Lori’s research is focussed on mechanisms of deformation and strain localization in the crust. She has worked on diverse structural topics including structural controls and modification of ore deposits, the role of fluids on fault zone evolution, and the role of shear zones on the emplacement of dacite domes. Her research includes both field-based studies and experimental rock deformation.
Lori and her graduate students have most recently completed structural studies of the richly-mineralised porphyry Cu/Au and epithermal Au KSM area in northwest British Columbia, the Gibraltar Cu-Mo deposit, and porphyry deposits in the southern Coast Belt near Taseko Lakes.
Dave Lefebure is a well-known Canadian geoscientist who has worked for geological surveys and mineral exploration companies for over 35 years with considerable expertise in metal, industrial mineral and coal deposits. From 2002 to 2011, he was the Chief Geologist for the province of British Columbia.

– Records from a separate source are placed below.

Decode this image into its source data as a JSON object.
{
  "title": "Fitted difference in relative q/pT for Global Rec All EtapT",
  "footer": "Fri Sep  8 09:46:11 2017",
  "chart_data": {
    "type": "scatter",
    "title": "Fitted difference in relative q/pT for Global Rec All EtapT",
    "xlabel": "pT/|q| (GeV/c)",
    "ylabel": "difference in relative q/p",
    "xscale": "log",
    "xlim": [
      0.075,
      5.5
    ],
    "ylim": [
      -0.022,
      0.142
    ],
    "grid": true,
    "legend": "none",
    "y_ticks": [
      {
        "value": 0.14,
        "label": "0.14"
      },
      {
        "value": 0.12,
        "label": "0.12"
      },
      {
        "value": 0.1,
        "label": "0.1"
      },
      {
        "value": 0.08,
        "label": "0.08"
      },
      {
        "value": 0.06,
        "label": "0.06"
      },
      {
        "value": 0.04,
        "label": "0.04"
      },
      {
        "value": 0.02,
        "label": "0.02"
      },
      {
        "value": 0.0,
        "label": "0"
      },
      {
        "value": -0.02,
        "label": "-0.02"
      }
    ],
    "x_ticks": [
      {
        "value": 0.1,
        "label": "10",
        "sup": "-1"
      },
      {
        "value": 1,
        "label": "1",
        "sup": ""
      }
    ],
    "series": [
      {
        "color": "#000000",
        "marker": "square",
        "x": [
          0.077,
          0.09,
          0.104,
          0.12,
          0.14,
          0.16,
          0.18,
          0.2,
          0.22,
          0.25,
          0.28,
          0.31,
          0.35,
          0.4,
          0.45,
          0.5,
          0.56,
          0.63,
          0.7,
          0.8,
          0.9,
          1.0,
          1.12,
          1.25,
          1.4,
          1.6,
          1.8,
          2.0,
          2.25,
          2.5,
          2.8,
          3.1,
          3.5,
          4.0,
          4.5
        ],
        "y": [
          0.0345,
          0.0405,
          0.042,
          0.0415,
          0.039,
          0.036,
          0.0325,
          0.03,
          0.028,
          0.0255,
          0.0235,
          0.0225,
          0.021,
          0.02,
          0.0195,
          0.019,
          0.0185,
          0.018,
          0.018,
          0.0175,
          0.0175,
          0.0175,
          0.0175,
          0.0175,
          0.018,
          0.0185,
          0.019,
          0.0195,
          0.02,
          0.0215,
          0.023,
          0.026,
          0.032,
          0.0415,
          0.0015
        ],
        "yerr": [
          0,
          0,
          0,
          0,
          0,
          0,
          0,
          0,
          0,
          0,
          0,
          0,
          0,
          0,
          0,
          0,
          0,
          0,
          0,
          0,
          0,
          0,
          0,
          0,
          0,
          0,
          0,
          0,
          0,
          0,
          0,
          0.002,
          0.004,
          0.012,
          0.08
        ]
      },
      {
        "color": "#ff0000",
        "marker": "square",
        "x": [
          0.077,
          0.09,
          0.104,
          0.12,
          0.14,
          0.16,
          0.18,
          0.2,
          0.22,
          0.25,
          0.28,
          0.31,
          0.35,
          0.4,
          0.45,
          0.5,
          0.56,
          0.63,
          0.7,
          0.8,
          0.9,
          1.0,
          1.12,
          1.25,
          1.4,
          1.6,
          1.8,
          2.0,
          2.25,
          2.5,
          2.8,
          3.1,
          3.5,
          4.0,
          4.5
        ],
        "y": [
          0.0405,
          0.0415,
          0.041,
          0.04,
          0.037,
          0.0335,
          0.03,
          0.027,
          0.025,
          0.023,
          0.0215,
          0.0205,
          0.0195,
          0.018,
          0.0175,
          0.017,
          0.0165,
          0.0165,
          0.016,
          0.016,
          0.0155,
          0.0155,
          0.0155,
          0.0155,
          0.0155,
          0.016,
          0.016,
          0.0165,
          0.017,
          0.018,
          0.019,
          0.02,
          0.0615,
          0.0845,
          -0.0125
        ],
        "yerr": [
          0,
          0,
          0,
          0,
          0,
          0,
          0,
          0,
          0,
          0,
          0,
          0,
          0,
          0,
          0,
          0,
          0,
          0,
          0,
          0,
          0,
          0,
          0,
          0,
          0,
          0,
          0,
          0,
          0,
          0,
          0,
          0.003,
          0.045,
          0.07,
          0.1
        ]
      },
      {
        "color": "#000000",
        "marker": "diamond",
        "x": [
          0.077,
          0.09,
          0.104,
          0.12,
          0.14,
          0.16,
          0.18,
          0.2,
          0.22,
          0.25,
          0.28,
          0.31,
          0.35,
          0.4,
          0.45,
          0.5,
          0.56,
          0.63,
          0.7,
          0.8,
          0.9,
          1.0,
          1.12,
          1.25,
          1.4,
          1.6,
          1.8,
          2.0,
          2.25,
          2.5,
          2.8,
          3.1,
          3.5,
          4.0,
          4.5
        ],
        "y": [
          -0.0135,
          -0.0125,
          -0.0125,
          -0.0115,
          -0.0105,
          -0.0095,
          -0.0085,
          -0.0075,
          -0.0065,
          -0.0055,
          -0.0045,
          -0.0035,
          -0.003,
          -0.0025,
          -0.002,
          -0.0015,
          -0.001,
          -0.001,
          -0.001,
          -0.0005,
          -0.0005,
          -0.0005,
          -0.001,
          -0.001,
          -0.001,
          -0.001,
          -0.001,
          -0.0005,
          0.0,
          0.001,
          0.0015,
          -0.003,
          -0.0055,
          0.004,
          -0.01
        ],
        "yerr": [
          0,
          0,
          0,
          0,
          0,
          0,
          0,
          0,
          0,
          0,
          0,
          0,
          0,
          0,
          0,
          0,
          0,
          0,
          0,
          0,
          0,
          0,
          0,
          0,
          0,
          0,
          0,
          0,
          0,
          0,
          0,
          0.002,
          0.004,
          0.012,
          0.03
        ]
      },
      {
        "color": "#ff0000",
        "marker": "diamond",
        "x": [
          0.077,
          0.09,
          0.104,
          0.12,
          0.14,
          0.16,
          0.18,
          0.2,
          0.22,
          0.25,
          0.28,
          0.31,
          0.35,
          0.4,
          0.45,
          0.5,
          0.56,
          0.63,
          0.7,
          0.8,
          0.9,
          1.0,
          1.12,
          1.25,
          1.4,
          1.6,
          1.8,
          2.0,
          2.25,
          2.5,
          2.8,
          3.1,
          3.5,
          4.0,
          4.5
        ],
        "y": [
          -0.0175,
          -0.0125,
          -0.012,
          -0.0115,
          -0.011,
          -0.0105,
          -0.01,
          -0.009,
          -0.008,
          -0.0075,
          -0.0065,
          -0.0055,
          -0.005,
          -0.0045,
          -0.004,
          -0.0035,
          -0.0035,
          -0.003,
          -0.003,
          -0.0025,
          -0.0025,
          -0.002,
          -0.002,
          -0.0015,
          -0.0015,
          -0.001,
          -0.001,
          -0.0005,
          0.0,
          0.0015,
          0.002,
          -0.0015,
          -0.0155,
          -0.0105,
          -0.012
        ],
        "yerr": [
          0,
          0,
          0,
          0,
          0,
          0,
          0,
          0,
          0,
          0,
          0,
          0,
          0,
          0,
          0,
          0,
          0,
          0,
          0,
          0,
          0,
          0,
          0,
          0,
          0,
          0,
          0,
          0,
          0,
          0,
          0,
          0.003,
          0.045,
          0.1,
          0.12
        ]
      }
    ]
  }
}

Dave led the creation of the British Columbia Mineral Deposit Profiles while working with talented economic geologists from the British Columbia Geological Survey (BCGS) and other global experts. The Profiles built on the United States Geological Survey's standardized collection of mineral deposit models to provide a complete, industry-oriented classification of Cordilleran ore deposits.
During his career with the BCGS Dave was involved in supporting and improving the award winning MapPlace website, the first fully interactive government geoscience database online. He also was a key economic geologist involved in the metal and industrial mineral assessment of British Columbia in the 1990s, a global first for an entire jurisdiction.
Dave Lefebure has worked in the field in British Columbia, Ontario and Quebec and visited key mining districts across Canada and parts of the United States. He holds two advanced degrees in geology, a M.Sc. from Queen’s University and a Ph.D. from Carleton University. Since 1997, he has been an Adjunct Professor at the University of Victoria.
Mike Zang is a geophysicist with global experience in multiple commodities and a high level of knowledge in the exploration of desert, arid, arctic, boreal and rain forest terrains. During the period 1995 to 2003 he filled the role of Chief Geophysicist, first for Sopemi (De Beers) in South America, then Hudson Bay Exploration and Development in Manitoba, and finally Anglo American Exploration in North America and Europe. Before that time he served for six years as a Divisional Geophysicist for the Anglo American Corporation in Africa, followed by three years serving Normandy Poseidon Ltd in Australia.
Since 2003 Mike has worked primarily as a consulting geophysicist, with a four-year period serving as VP (Exploration) for Exploration Syndicate Inc., during which time he was involved in the early stages of proving the value of the ZTEM system as a powerful tool for porphyry exploration.
Mike has a particular interest in and aptitude for the integration of geology and geophysics. He graduated with a BSC (Hons) in Earth and Environmental Studies from York University in Toronto in 1981.